Joe Root has brushed aside Shane Warne’s suggestion he should be replaced as England’s Test captain, insisting the responsibility does not compromise his batting.
The Ashes may be more than nine months away, with Root currently focused on the one-day series in Sri Lanka, but Warne has already launched the first Australian foray into enemy territory.
In a round of interviews promoting his autobiography the leg-spin great suggested England deputy skipper Jos Buttler should be promoted, allowing Root to focus on becoming the best batsman in the world.
As well as advancing the cause of a player Warne knows well from their time together at Indian Premier League outfit Rajasthan Royals, it also represented a veiled compliment of Root’s ability.
The 27-year-old was never likely to agree, though, and he fully intends to be leading the way when England bid to reclaim the urn on home soil next summer.
“He’s obviously a big fan of Jos and so am I…that’s why he’s vice-captain and back in the Test side,” said Root.
“Jos played a vital role in our success this summer, I can understand why he’s said that. But I feel like I have developed a lot as captain.

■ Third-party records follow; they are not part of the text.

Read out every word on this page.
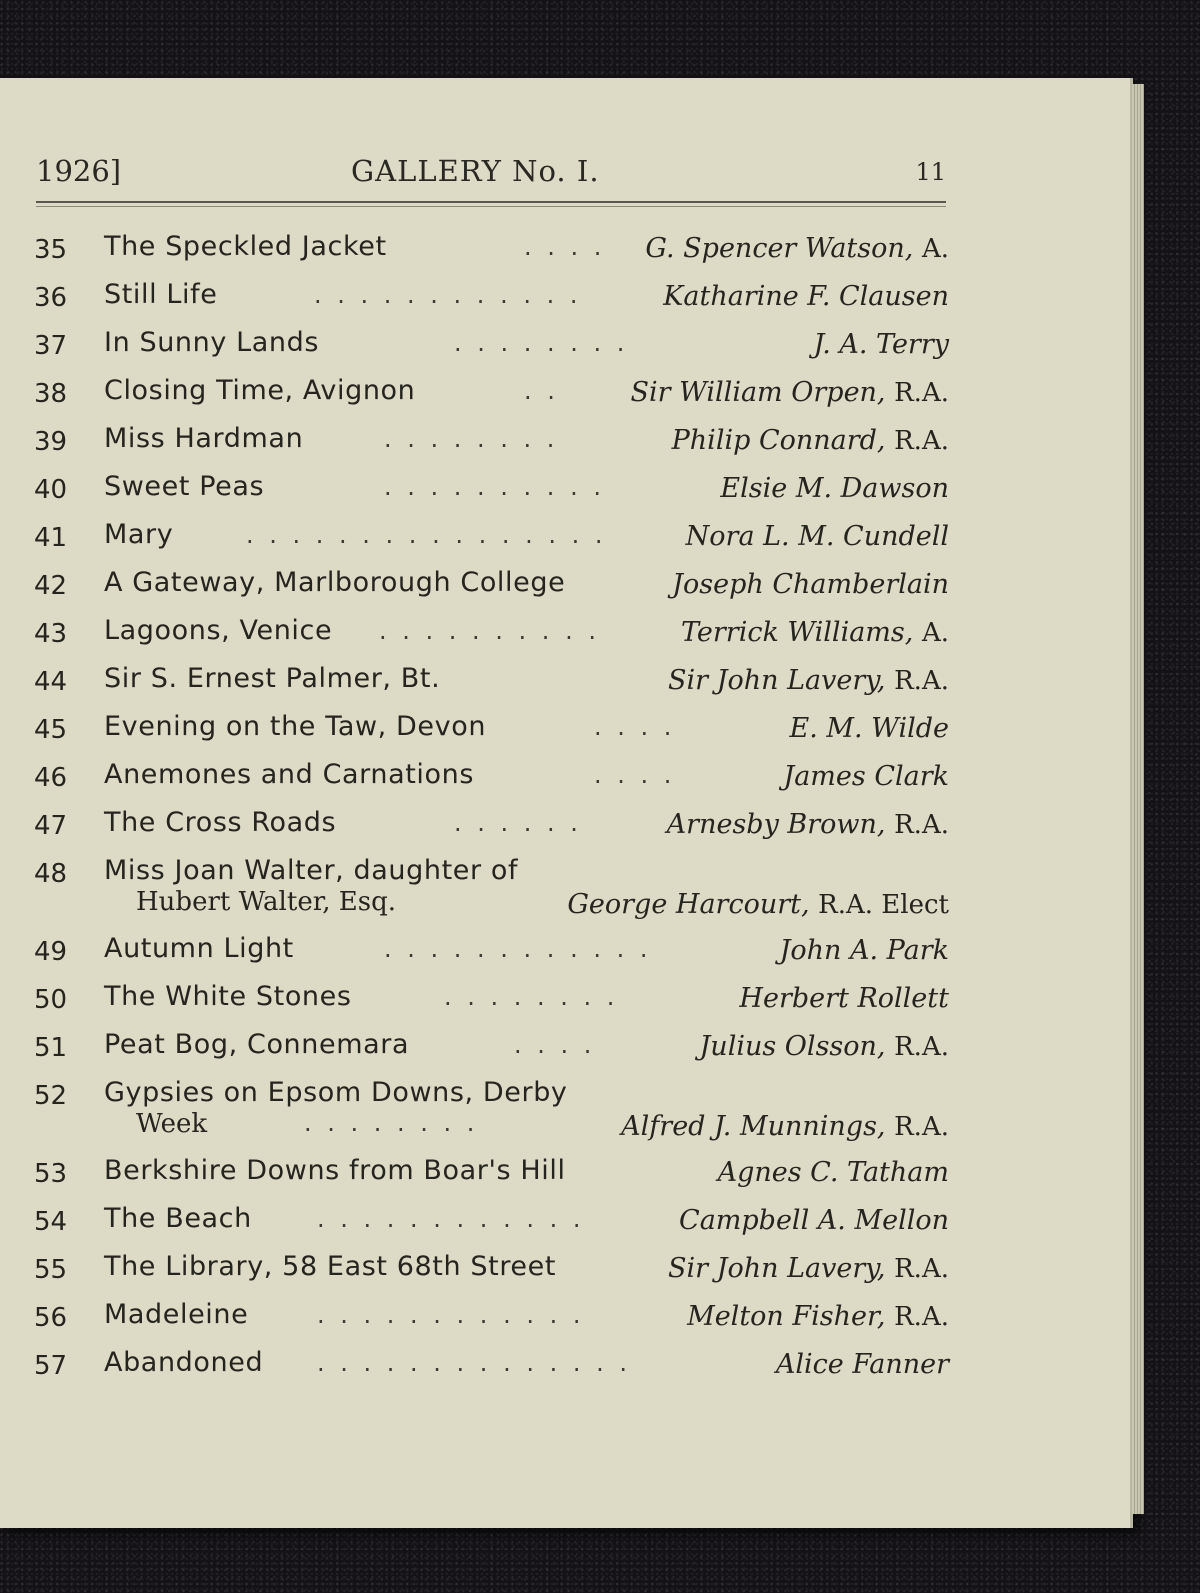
1926]	GALLERY No. I.	11
35 The Speckled Jacket	. . . . G. Spencer Watson, A.
36 Still Life	. . . . . . . . . . . .	Katharine F. Clausen
37 In Sunny Lands	. . . . . . . .	J. A. Terry
38 Closing Time, Avignon	. .	Sir William Orpen, R.A.
39 Miss Hardman	. . . . . . . .	Philip Connard, R.A.
40 Sweet Peas	. . . . . . . . . .	Elsie M. Dawson
41 Mary	. . . . . . . . . . . . . . . .	Nora L. M. Cundell
42 A Gateway, Marlborough College	Joseph Chamberlain
43 Lagoons, Venice . . . . . . . . . .	Terrick Williams, A.
44 Sir S. Ernest Palmer, Bt.	Sir John Lavery, R.A.
45 Evening on the Taw, Devon	. . . .	E. M. Wilde
46 Anemones and Carnations	. . . .	James Clark
47 The Cross Roads	. . . . . .	Arnesby Brown, R.A.
48 Miss Joan Walter, daughter of
Hubert Walter, Esq.	George Harcourt, R.A. Elect
49 Autumn Light	. . . . . . . . . . . .	John A. Park
50 The White Stones	. . . . . . . .	Herbert Rollett
51 Peat Bog, Connemara	. . . .	Julius Olsson, R.A.
52 Gypsies on Epsom Downs, Derby
Week	. . . . . . . .	Alfred J. Munnings, R.A.
53 Berkshire Downs from Boar's Hill	Agnes C. Tatham
54 The Beach	. . . . . . . . . . . .	Campbell A. Mellon
55 The Library, 58 East 68th Street	Sir John Lavery, R.A.
56 Madeleine	. . . . . . . . . . . .	Melton Fisher, R.A.
57 Abandoned . . . . . . . . . . . . . .	Alice Fanner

“There will always be questions marks about captaincy and who is the right person to lead. I suppose this is the first time in my captaincy it’s come up but I am quite comfortable with where we are at as a team and my role in that.”

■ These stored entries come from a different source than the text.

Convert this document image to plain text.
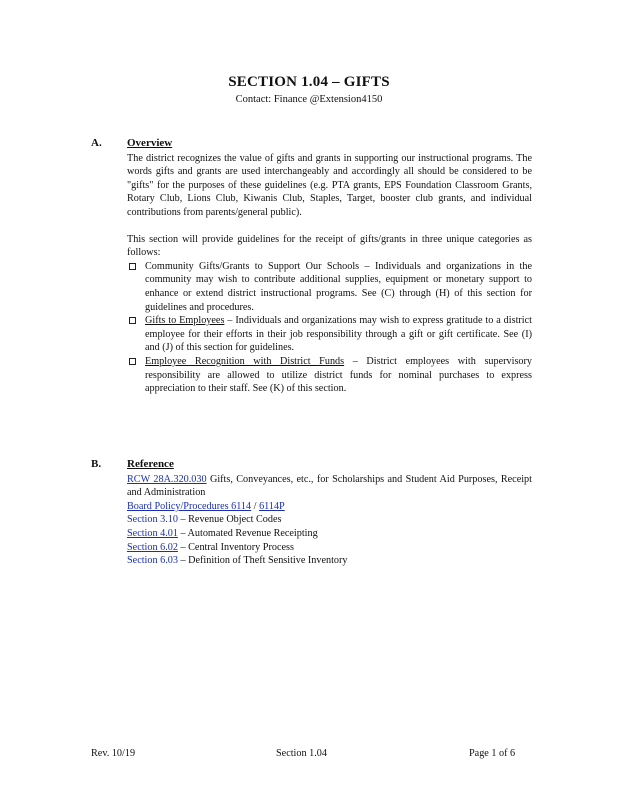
SECTION 1.04 – GIFTS
Contact: Finance @Extension4150
A. Overview

The district recognizes the value of gifts and grants in supporting our instructional programs. The words gifts and grants are used interchangeably and accordingly all should be considered to be "gifts" for the purposes of these guidelines (e.g. PTA grants, EPS Foundation Classroom Grants, Rotary Club, Lions Club, Kiwanis Club, Staples, Target, booster club grants, and individual contributions from parents/general public).

This section will provide guidelines for the receipt of gifts/grants in three unique categories as follows:

Community Gifts/Grants to Support Our Schools – Individuals and organizations in the community may wish to contribute additional supplies, equipment or monetary support to enhance or extend district instructional programs. See (C) through (H) of this section for guidelines and procedures.
Gifts to Employees – Individuals and organizations may wish to express gratitude to a district employee for their efforts in their job responsibility through a gift or gift certificate. See (I) and (J) of this section for guidelines.
Employee Recognition with District Funds – District employees with supervisory responsibility are allowed to utilize district funds for nominal purchases to express appreciation to their staff. See (K) of this section.
B. Reference

RCW 28A.320.030 Gifts, Conveyances, etc., for Scholarships and Student Aid Purposes, Receipt and Administration

Board Policy/Procedures 6114 / 6114P

Section 3.10 – Revenue Object Codes

Section 4.01 – Automated Revenue Receipting

Section 6.02 – Central Inventory Process

Section 6.03 – Definition of Theft Sensitive Inventory

Rev. 10/19	Section 1.04	Page 1 of 6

The presumed problem of balancing leadership with individual form is, of course, an age old issue. Root is, unambiguously, England’s finest batsman and his runs would always be harder to replace than his decision-making skills.
If his productivity began to wane dramatically, the question may begin to be asked more forcibly and by those closer to home than Australia’s arch provocateur.
Root currently averages 46.80 in 21 games as captain, compared to a career mark of 51.04, and took his century count in the job to three with 125 in his final knock of the domestic summer.
“I look at the conditions and the tours we have been on and I don’t think I have changed the way I think or go about things batting,” he said.
“Batting at number four I get more out of myself but I don’t think the captaincy has played a part in that. In my first game I scored 190 (against South Africa), then it was a difficult winter in Australia, but I was pretty consistent. The challenge is the same, converting those starts to big hundreds.”
Root elaborated on his decision to drop a place in the batting order, which came in the second innings of the fourth Test against India.
His hundred at the Kia Oval underlined the wisdom of that switch and it is one he is keen to embrace long term.
“It gives that little bit more time to separate the captaincy and the batting mentally,” he said.
“You are not fully engaged in the game all of the time and that for me makes a big difference. Just having five minutes to myself to collect my thoughts, be pretty clear how I am going to approach things and then I will get either my captaincy head on or batting cap and go and deliver.
“My job to the team now is slightly different and to deliver to the best of my ability is to come in at four. There might be the odd game when we have to change round and be a bit proactive to get the best out of the batting order, utilising the surfaces. Whether things change through this tour who knows, but I think overall batting at four will be for me.”